What We Learned About Sub-Agent Correlation

The Problem

  • Sub-agents spawned via Task tool create orphaned Braintrust traces
  • Parent session has Task spans with agentId, sub-agent has separate session_id
  • No built-in link between them

What DOESN'T Work

1. Prompt injection via PreToolUse

SessionStart hook only receives session metadata (session_id, type, cwd), NOT the prompt. Injected trace context is never seen.

The hook receives:

{
  "session_id": "...",
  "type": "start|resume|compact|clear",
  "cwd": "...",
  "env": {...}
}

No prompt field exists - context injection is impossible at SessionStart.
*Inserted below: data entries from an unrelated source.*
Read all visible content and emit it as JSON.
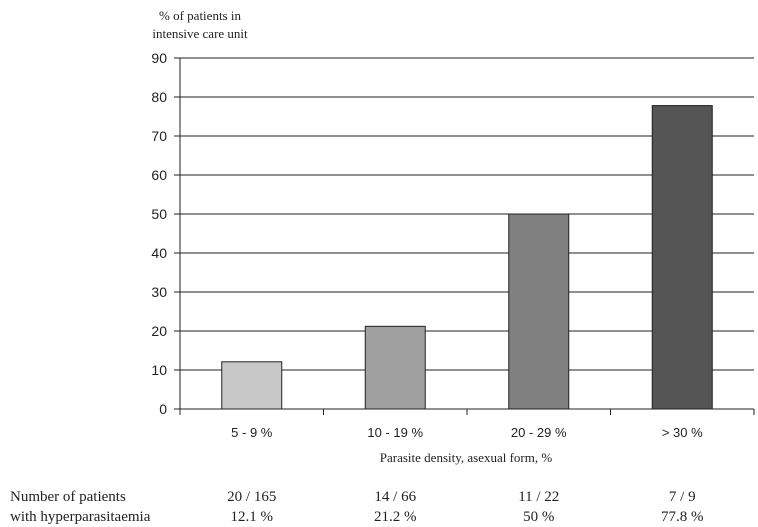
{
  "chart_data": {
    "type": "bar",
    "ylabel_lines": [
      "% of patients in",
      "intensive care unit"
    ],
    "xlabel": "Parasite density, asexual form, %",
    "categories": [
      "5 - 9 %",
      "10 - 19 %",
      "20 - 29 %",
      "> 30 %"
    ],
    "values": [
      12.1,
      21.2,
      50,
      77.8
    ],
    "ylim": [
      0,
      90
    ],
    "yticks": [
      0,
      10,
      20,
      30,
      40,
      50,
      60,
      70,
      80,
      90
    ],
    "grid": true,
    "bar_colors": [
      "#c8c8c8",
      "#a0a0a0",
      "#808080",
      "#555555"
    ]
  },
  "table": {
    "row_label_lines": [
      "Number of patients",
      "with hyperparasitaemia"
    ],
    "counts": [
      "20 / 165",
      "14 / 66",
      "11 / 22",
      "7 / 9"
    ],
    "percents": [
      "12.1 %",
      "21.2 %",
      "50 %",
      "77.8 %"
    ]
  }
}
2. SubagentStop → PostToolUse file handoff

Race condition. These are independent async hooks with no timing guarantees:

  • SubagentStop fires when sub-agent session ends
  • PostToolUse (Task) fires when Task tool completes
  • No ordering guarantee between them
  • Writing to a correlation file creates a race

3. PreToolUse correlation files

SessionStart can't access the task_span_id because it has no context about which Task spawned it. PreToolUse modifies prompts but doesn't create a reliably accessible state file that SessionStart can find.

What DOES Work

Post-hoc matching for dataset building:

Parent session Task spans contain:

  • agentId - identifier for the sub-agent run
  • totalTokens, totalToolUseCount - aggregated metrics
  • content - full agent response/summary
  • tool_input.prompt - original task prompt
  • tool_input.subagent_type - agent type (e.g., "oracle")
  • Start/end timestamps

Sub-agent sessions contain:

  • session_id (equals orphaned trace root_span_id)
  • Start/end timestamps
  • All internal spans and tool calls

Correlation strategy:

  1. Export parent session traces (query parent root_span_id)
  2. Export sub-agent traces (query all sessions created within parent's time window)
  3. Match by:
    • Timing: Task span end ≈ sub-agent session end
    • Metadata: subagent_type from Task prompt
    • IDs: SubagentStop hook provides session_id (can be captured and logged)

Architecture Insight

SessionStart input is intentionally minimal - it contains no prompt or tool context:

interface SessionStartInput {
  session_id: string;
  type: "start" | "resume" | "compact" | "clear";
  cwd: string;
  env: { [key: string]: string };
  // NO: prompt, tool_context, task_span_id, parent_span_id
}

This design boundary prevents real-time correlation at hook time.

Recommendation

For building agent run datasets with sub-agent correlation:

  1. In-session logging: Capture SubagentStop session_id in logs or state
  2. Post-session export: Query Braintrust API for parent and sub-agent traces
  3. Offline correlation: Match traces by timing and metadata in a script
  4. Don't try real-time linking: Hooks don't have necessary context

Example script pattern:

# 1. Export parent session
braintrust_analyze.py --replay <parent-session-id> > parent_traces.json

# 2. Query for orphaned sub-agent traces (those created during parent's time window)
braintrust_analyze.py --agent-stats > all_agent_traces.json

# 3. Correlate in Python:
#    - Parent Task spans -> agentId, timestamps, subagent_type
#    - Orphaned traces -> root_span_id, timestamps
#    - Match by timing and type

This approach is reliable, testable, and doesn't require hooks to maintain implicit state.